Problema 1:  TRANSFERÊNCIA DE HOSPITAL

O cliente tem direito a um determinado hospital em seu plano, mas, quando ele é internado, a empresa de saúde exige a transferência do paciente para unidades de atendimento do próprio  convênio para reduzir custos.

Solução:

A Consultoria deve intervir junto à empresa de saúde, alegando o direito da livre escolha da rede credenciada que corresponde ao contrato. Em última instância, um advogado deve ser acionado, pois o ganho de causa é certo.

Problema 2 – AUTORIZAÇÃO EM CIMA DA HORA

O paciente precisa fazer uma cirurgia. Marca a data com antecedência, mas a empresa de saúde espera até a última hora para autorizá-la e o médico, na véspera  da cirurgia, sem a autorização em mãos, decidi adia-la.

Solução:

A Consultoria que cuida do contrato deve acompanhar o processo diariamente para que o médico e o hospital recebam a autorização com antecedência de no mínimo 3 dias. Muitas vezes isso ocorre em razão ineficiência operacional da empresa de saúde e nesta situação, a pressão dada pela Consultoria é fundamental.

Problema 3 – LIMITE PARA INTERNAÇÃO

Alguns contratos mais antigos impõem limite de tempo para internação em certos hospitais, normalmente os melhores.

Solução:

Especialmente as seguradoras já entenderam que essa limitação é abusiva e portanto, não aplicam essa restrição. Porém, algumas empresas de assistência médica podem ainda limitar a o prazo de internação.  Caso aconteça este tipo de problema, a cópia do regulamento da ANS pode resolver.

Problema 4 – DEPOIS DA CIRURGIA, A CONTA

Após uma cirurgia, a empresa de saúde pode questionar o uso de alguns medicamentos e/ou materiais.  Isso ocorre, por exemplo, quando se aplica remédios de última geração,  materiais de melhor qualidade e próteses.  A conta aumenta, a empresa de saúde se nega a pagar e o hospital repassa o valor para o paciente. 

Solução:

O repasse não é um procedimento correto e portanto quem deve pagar a conta é o plano de saúde. Nestes casos, para reduzir custos é comum a própria empresa de saúde assumir a responsabilidade de comprar os itens,  uma vez que o poder comercial dessas empresas para comprar materiais, remédios, próteses etc…é muito grande. A Consultoria deve intervir e se posicionar como mediadora na negociação.

Problema 5 – PROCEDIMENTOS ALTERNATIVOS

O plano cobre tratamento de quimioterapia, mas o médico indica uma forma mais avançada do procedimento, por exemplo menos agressiva e que não está na lista de cobertura da ANS. A empresa de saúde não aprova o tratamento prescrito pelo médico, pois é mais oneroso que o tratamento convencional.

Solução:

A Consultoria que administra o plano deve interferir no processo, recorrendo aos laudos médicos.

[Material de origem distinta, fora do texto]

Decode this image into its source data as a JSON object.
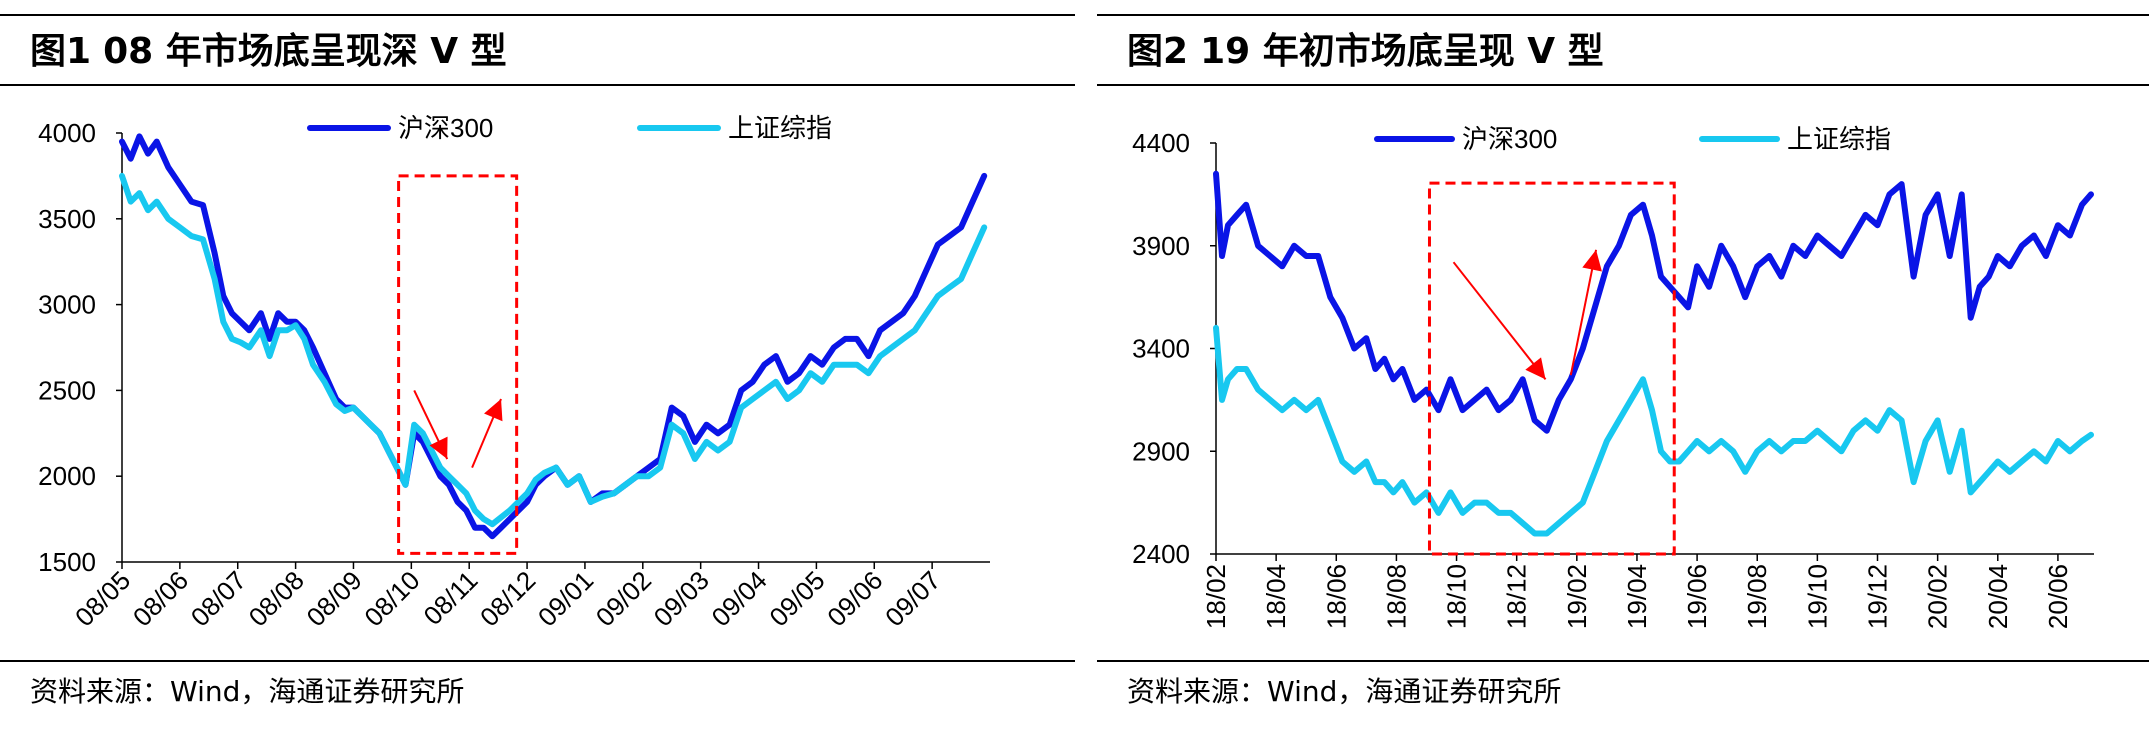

A defesa deve pode ser fundamentada, ressaltando-se o aspecto da eficácia da cura que mesmo custando mais caro, apresenta resultado definitivo. Do contrário, o tratamento poderá ser longo e portanto, mais oneroso para a própria empresa de saúde.

Problema 6: A COBERTURA DO SERVIÇO DESAPARECEU

A empresa de saúde para reduzir custos, corta algumas das especialidades dos hospitais sem ter de descredenciá-los ,  nem comunicar o cliente, que sai perdendo. 

Solução:

A Consultoria responsável pelo contrato tem que defender o usuário, exigindo o atendimento por parte da operadora de saúde.

É importante informar que muito embora o papel da Consultoria seja fundamental na defesa dos interesses do usuário, fazendo valer os direitos contratuais, muitas vezes o caminho da justiça é a única saída e portanto, ações judiciais e liminares não podem ser descartadas.